In many ways, this novel is the standard, and isn’t it amazing that we’ve advanced to a point where there is such a thing, story of a teen who is in transition in terms of his or her gender identity.  Jordan, who has known he is a boy all his life and whose dysphoria resulted in a suicide attempt when he was eleven, is approaching eighteen and besides living as a boy fulltime is about to start taking testosterone injections.  His parents have accepted his identity but are fiercely protective, fearing the sort of hatred and violence so common for transgender youth.  What Jordan has not worked out yet is how to interact romantically with his remaining female biology, and that seriously complicates his desire to date Pepper, who does not know Jordan is not biologically a boy yet.  So far, the usual transgender coming of age is typical and compared to other books an admirable dramatization thereof.

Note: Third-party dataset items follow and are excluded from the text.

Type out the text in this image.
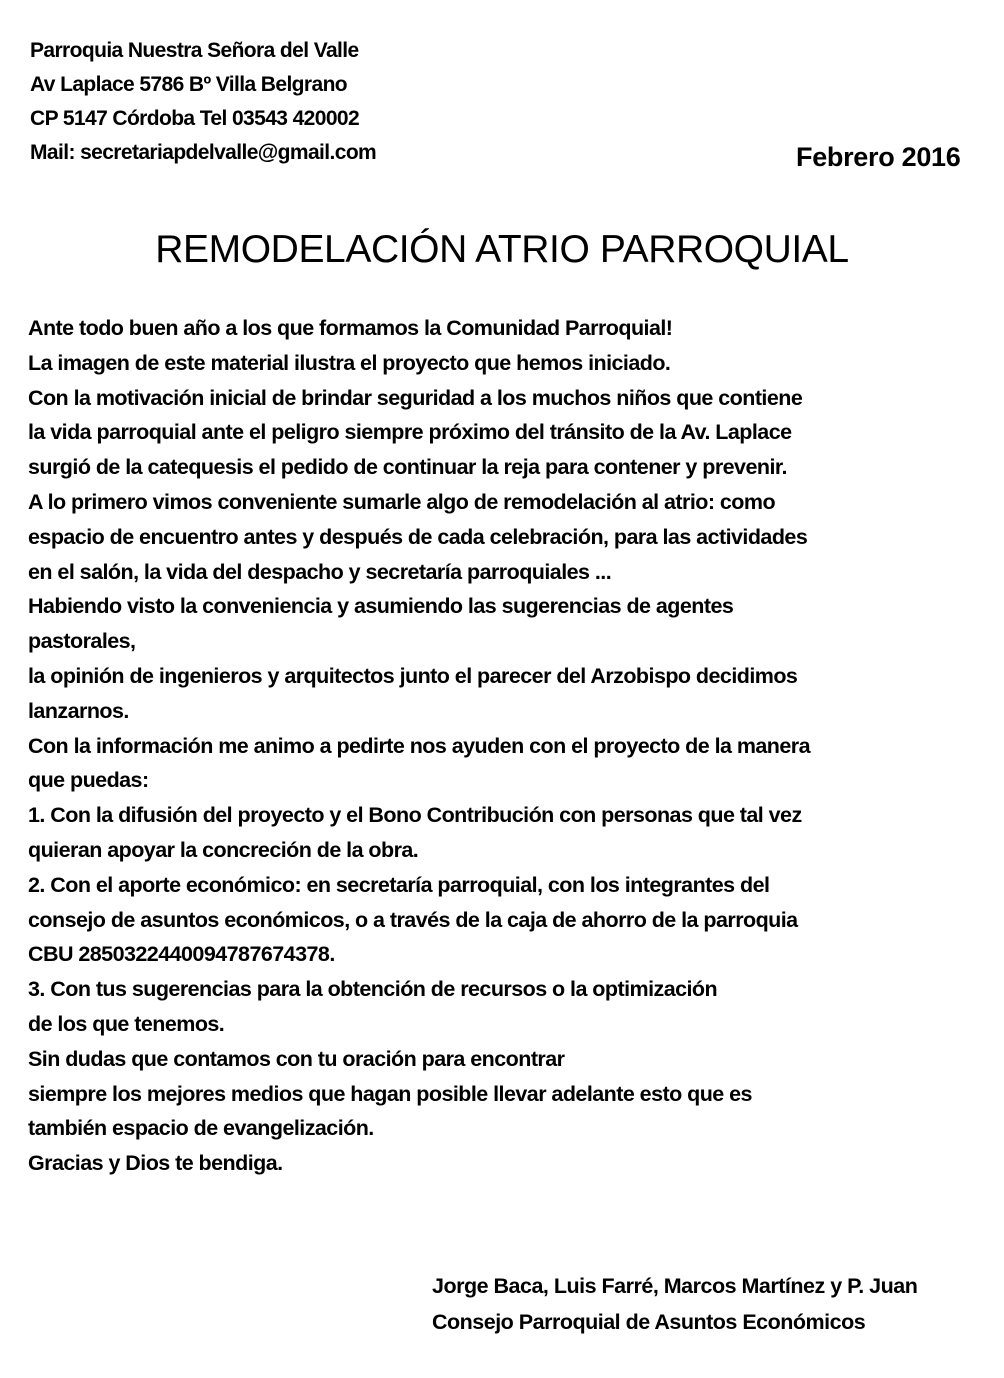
Parroquia Nuestra Señora del Valle
Av Laplace 5786 Bº Villa Belgrano
CP 5147 Córdoba Tel 03543 420002
Mail: secretariapdelvalle@gmail.com	Febrero 2016
REMODELACIÓN ATRIO PARROQUIAL
Ante todo buen año a los que formamos la Comunidad Parroquial!
La imagen de este material ilustra el proyecto que hemos iniciado.
Con la motivación inicial de brindar seguridad a los muchos niños que contiene
la vida parroquial ante el peligro siempre próximo del tránsito de la Av. Laplace
surgió de la catequesis el pedido de continuar la reja para contener y prevenir.
A lo primero vimos conveniente sumarle algo de remodelación al atrio: como
espacio de encuentro antes y después de cada celebración, para las actividades
en el salón, la vida del despacho y secretaría parroquiales ...
Habiendo visto la conveniencia y asumiendo las sugerencias de agentes
pastorales,
la opinión de ingenieros y arquitectos junto el parecer del Arzobispo decidimos
lanzarnos.
Con la información me animo a pedirte nos ayuden con el proyecto de la manera
que puedas:
1. Con la difusión del proyecto y el Bono Contribución con personas que tal vez
quieran apoyar la concreción de la obra.
2. Con el aporte económico: en secretaría parroquial, con los integrantes del
consejo de asuntos económicos, o a través de la caja de ahorro de la parroquia
CBU 2850322440094787674378.
3. Con tus sugerencias para la obtención de recursos o la optimización
de los que tenemos.
Sin dudas que contamos con tu oración para encontrar
siempre los mejores medios que hagan posible llevar adelante esto que es
también espacio de evangelización.
Gracias y Dios te bendiga.
Jorge Baca, Luis Farré, Marcos Martínez y P. Juan
Consejo Parroquial de Asuntos Económicos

Where IF WE SHADOWS diverges from typical into extraordinary is in two respects, the framework of the play and its heritage in Shakespeare’s use of gender ambiguity and in the impact of the magical, the emergence of the trickster being Puck and his potions.  The literary tribute to Shakespeare is brilliantly done,  using the two comedies, A Midsummer Night’s Dream and Twelfth Night seamlessly and insightfully, exploring ideas that are relevant as much to the modern youth as more subtly to the Elizabethan poet and playwright.  The book made this reviewer appreciate anew his exposure to Shakespeare’s plays and world so he could truly appreciate Atwood’s skill at bringing these elements together to create something new and remarkable.

The potions are more a convenient plat device and connection with the play and its appeal than actually necessary’ the influence of the potions, whose efficacy is in doubt, individually and plurally.  The same effect could arguably have been managed through less fantastic circumstances, but the author is a fantasy writer and the use of fantasy just makes the story richer and better in its influence from the play.

As a transgender person, this reviewer found a great deal of truth not only in the process of transition but also in Jordan’s hopes and fears.  It is extremely difficult to both be the gender you know you are but also cope with the “inconvenient” reality of what Jordan calls “the bits”.  On top of that other relevant issues brought forward, how one can be true to oneself without lying to others, such as Jordan’s concern that he is forcing Pepper to make out with a biological girl without knowing it, and how other people’s reactions can be so unpredictable from moment to moment.  The book does not shy away from the fact that potential violence is part of every transgender person’s life, mentioning the Transgender Day of Remembrance, a memorial for people attacked and murdered or who committed suicide purely because their brains’ and bodies’ don’t match.

This reviewer has been impressed with the quality of YA transgender novels that have come out over the past few years.  Atwood’s IF WE SHADOWS stands out for its intelligence and its artistry with the use of Shakespearean and fantasy themes.